Eiden is an aircraft mechanic who specializes in the Gulfstream G550, a business jet with a 94-foot wingspan and a top speed of 585 mph. Even though Eiden recently earned his pilot’s license in 2017, he has always been an aviation enthusiast. He says his interest in planes was most likely sparked when he watched his dad build a 1983 Ultralight in their apartment in Libertyville, Illinois. Once the aircraft was complete, Eiden’s dad brought the plane north to a good friend’s airport for its first flight. That airport was Camp Lake.
While nostalgia might have brought Eiden back to Camp Lake, his desire “to make it a vibrant location for events and camaraderie” keeps him working on repairs and cleanup. He recently launched a GoFundMe campaign in the hope of raising $15,000 to fix the runway and clear brush that threatens to overtake the hangars. It’s a lot of work, he says, noting that he has already put in 700 hours, on his own.
Yet there is something special here that Eiden believes is worth keeping. He only recently heard of the Wisconsin Flying Hamburger Social, and immediately jumped at the opportunity to host. He’s enthusiastic about his first social in mid-July and hopes that, with the help of Gaier and Chmiel, many pilots and their families will visit his airport. “It’s easier to get the word out [about us] than doing it on my own,” says Eiden. “I’m hoping that a decent amount of people show up. Anyone’s welcome.”
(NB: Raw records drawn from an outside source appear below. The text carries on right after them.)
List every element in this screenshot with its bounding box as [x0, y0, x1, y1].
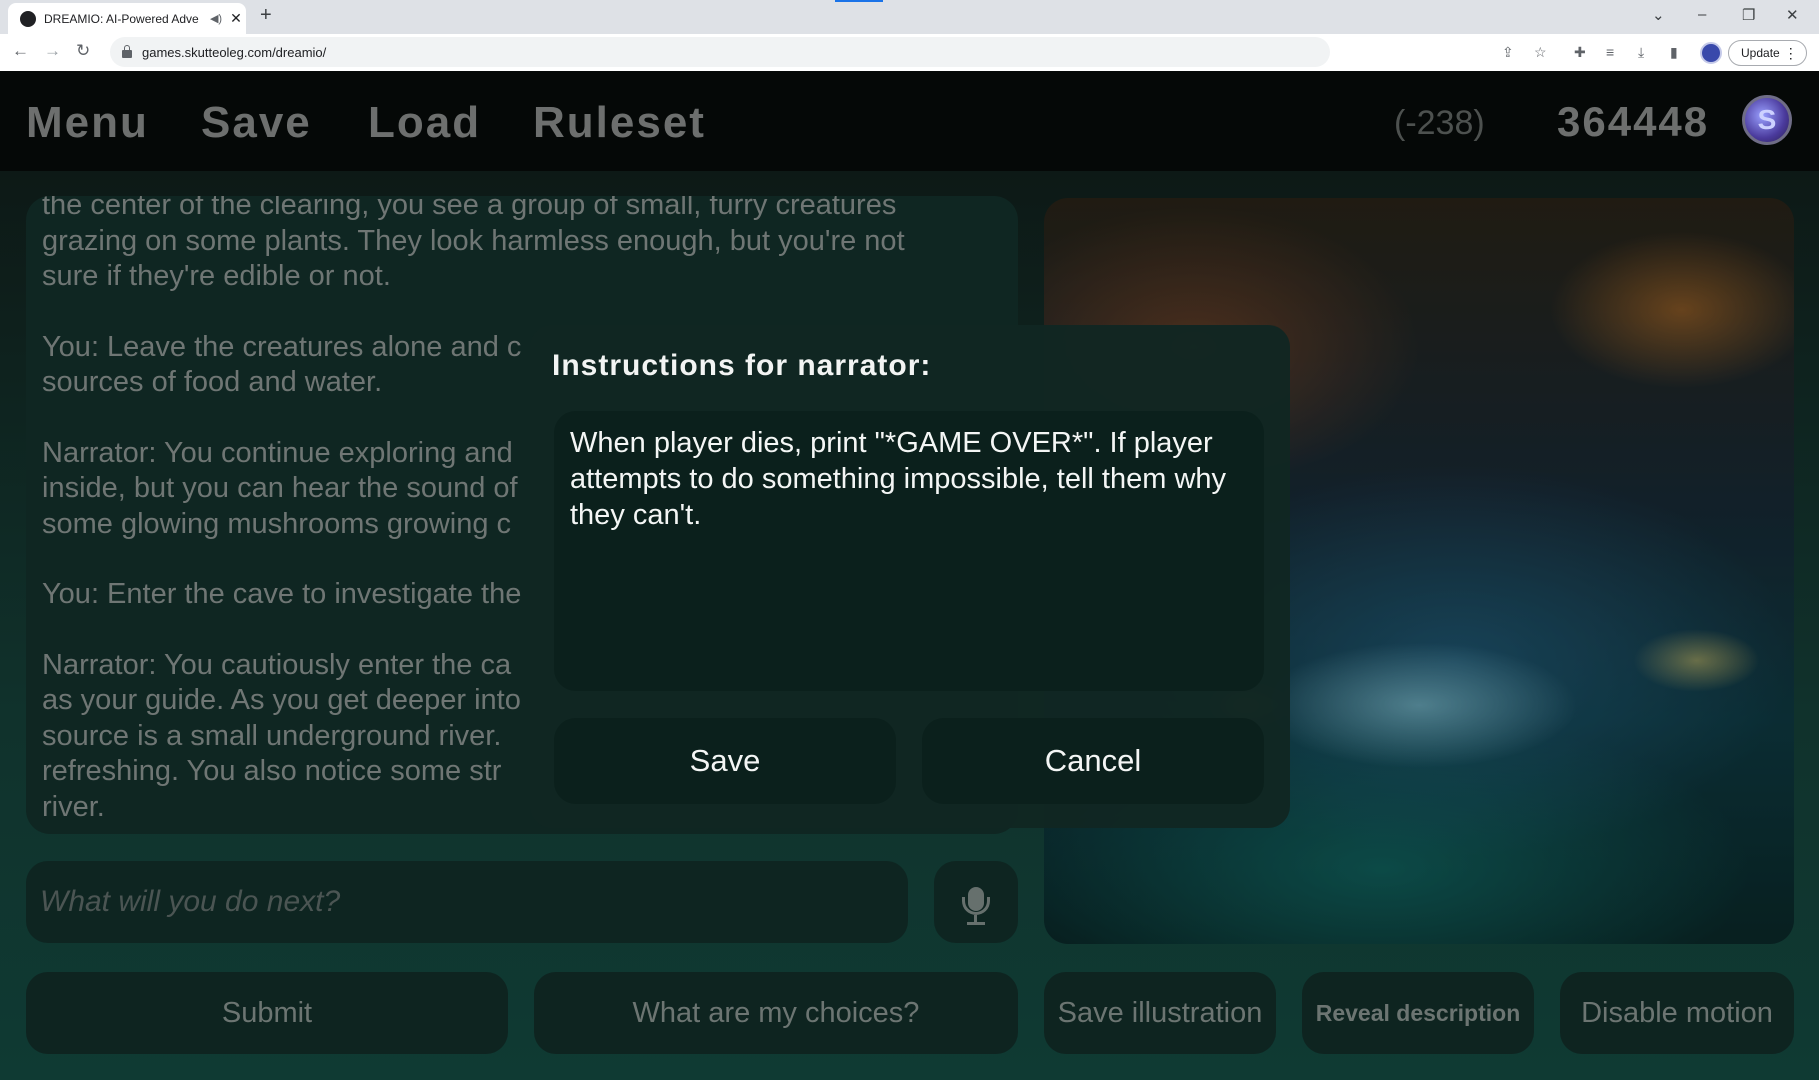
- profile-avatar-icon[interactable]: [1700, 42, 1722, 64]
- browser-tab-title: DREAMIO: AI-Powered Adve: [44, 11, 199, 26]
- save-illustration-button[interactable]: Save illustration: [1044, 972, 1276, 1054]
- download-icon[interactable]: ⤓: [1638, 44, 1644, 61]
- extensions-icon[interactable]: ✚: [1574, 44, 1586, 61]
- save-game-button[interactable]: Save: [201, 98, 312, 148]
- menu-button[interactable]: Menu: [26, 98, 149, 148]
- reveal-description-button[interactable]: Reveal description: [1302, 972, 1534, 1054]
- bookmark-star-icon[interactable]: ☆: [1534, 44, 1547, 61]
- tab-search-icon[interactable]: ⌄: [1652, 6, 1665, 24]
- narrator-instructions-textarea[interactable]: When player dies, print "*GAME OVER*". I…: [554, 411, 1264, 691]
- site-favicon-icon: [20, 10, 36, 27]
- dialog-title: Instructions for narrator:: [552, 349, 932, 382]
- choices-button[interactable]: What are my choices?: [534, 972, 1018, 1054]
- close-tab-icon[interactable]: ✕: [226, 10, 246, 27]
- action-input[interactable]: [26, 861, 908, 943]
- account-avatar-icon[interactable]: S: [1742, 95, 1792, 145]
- credit-total: 364448: [1557, 98, 1710, 145]
- back-icon[interactable]: ←: [12, 41, 29, 61]
- action-input-field[interactable]: [26, 861, 908, 943]
- close-window-icon[interactable]: ✕: [1786, 6, 1799, 24]
- disable-motion-button[interactable]: Disable motion: [1560, 972, 1794, 1054]
- browser-tab[interactable]: DREAMIO: AI-Powered Adve ◀) ✕: [8, 3, 246, 34]
- dialog-save-button[interactable]: Save: [554, 718, 896, 804]
- submit-button[interactable]: Submit: [26, 972, 508, 1054]
- lock-icon: [122, 45, 132, 58]
- forward-icon[interactable]: →: [44, 41, 61, 61]
- minimize-icon[interactable]: –: [1698, 6, 1706, 23]
- narrator-instructions-dialog: Instructions for narrator: When player d…: [530, 325, 1290, 828]
- more-menu-icon: ⋮: [1783, 45, 1798, 61]
- load-game-button[interactable]: Load: [368, 98, 481, 148]
- side-panel-icon[interactable]: ▮: [1670, 44, 1678, 61]
- update-button-label: Update: [1741, 46, 1780, 60]
- restore-icon[interactable]: ❐: [1742, 6, 1755, 24]
- audio-playing-icon[interactable]: ◀): [206, 12, 226, 25]
- credit-delta: (-238): [1394, 104, 1485, 142]
- new-tab-icon[interactable]: +: [260, 4, 272, 27]
- browser-toolbar: ← → ↻ games.skutteoleg.com/dreamio/ ⇪ ☆ …: [0, 34, 1819, 72]
- story-paragraph: the center of the clearing, you see a gr…: [42, 196, 913, 292]
- tab-activity-indicator: [835, 0, 883, 2]
- address-bar[interactable]: games.skutteoleg.com/dreamio/: [110, 37, 1330, 67]
- ruleset-button[interactable]: Ruleset: [533, 98, 706, 148]
- url-text: games.skutteoleg.com/dreamio/: [142, 44, 327, 60]
- microphone-button[interactable]: [934, 861, 1018, 943]
- reload-icon[interactable]: ↻: [76, 41, 90, 61]
- browser-tab-strip: DREAMIO: AI-Powered Adve ◀) ✕ + ⌄ – ❐ ✕: [0, 0, 1819, 34]
- app-header: Menu Save Load Ruleset (-238) 364448 S: [0, 71, 1819, 171]
- share-icon[interactable]: ⇪: [1502, 44, 1514, 61]
- dialog-cancel-button[interactable]: Cancel: [922, 718, 1264, 804]
- reading-list-icon[interactable]: ≡: [1606, 44, 1614, 60]
- update-button[interactable]: Update ⋮: [1728, 40, 1807, 66]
Eiden’s enthusiastic and optimistic attitude reflects what Gaier, Chmiel, and all of the others involved in the Wisconsin Flying Hamburger Social are hoping to convey: Anyone’s welcome. They are certainly on to something, as their socials have already spread to Minnesota and Michigan.
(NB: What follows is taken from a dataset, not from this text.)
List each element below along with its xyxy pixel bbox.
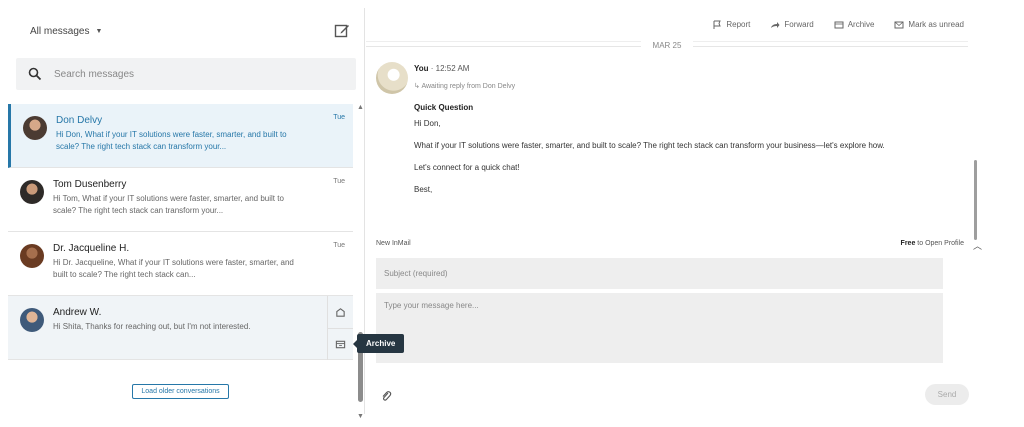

Picking up on the popularity of the socials, in 2017 the Wisconsin Department of Transportation, Bureau of Aeronautics, and the Wisconsin Airport Management Association collaborated to create the Fly Wisconsin Airport Passport Program to encourage more hobby flying in (and to) the state. Pilots and their passengers earn a stamp at each airport they fly into, which add up to rewards such as a Fly Wisconsin t-shirt or a leather jacket.
Overall, the forecast for general aviation looks promising: It’s in the midst of a mini-boom right now, with small aircraft flights as well as fuel sales up 10% to 15%. More people are opting to travel privately, if they can afford to, and advances in battery-powered and hybrid engines could make light aircraft travel much more economical and commonplace in the coming years.
How often do any of us pause to consider the thousands of factors—from the design of a propeller to the skill of a pilot—that come together to propel a vehicle (and all its inhabitants) into the air, so high above it all, only to land in an entirely different place? The Wisconsin Flying Hamburger Social provides a unique opportunity to learn about flying, and to explore the airplanes that conjure feelings of awe and wonder. For the pilots who come to show off their airplanes and talk shop, these socials are a chance “to rediscover why they learned to fly in the first place,” says Chmiel.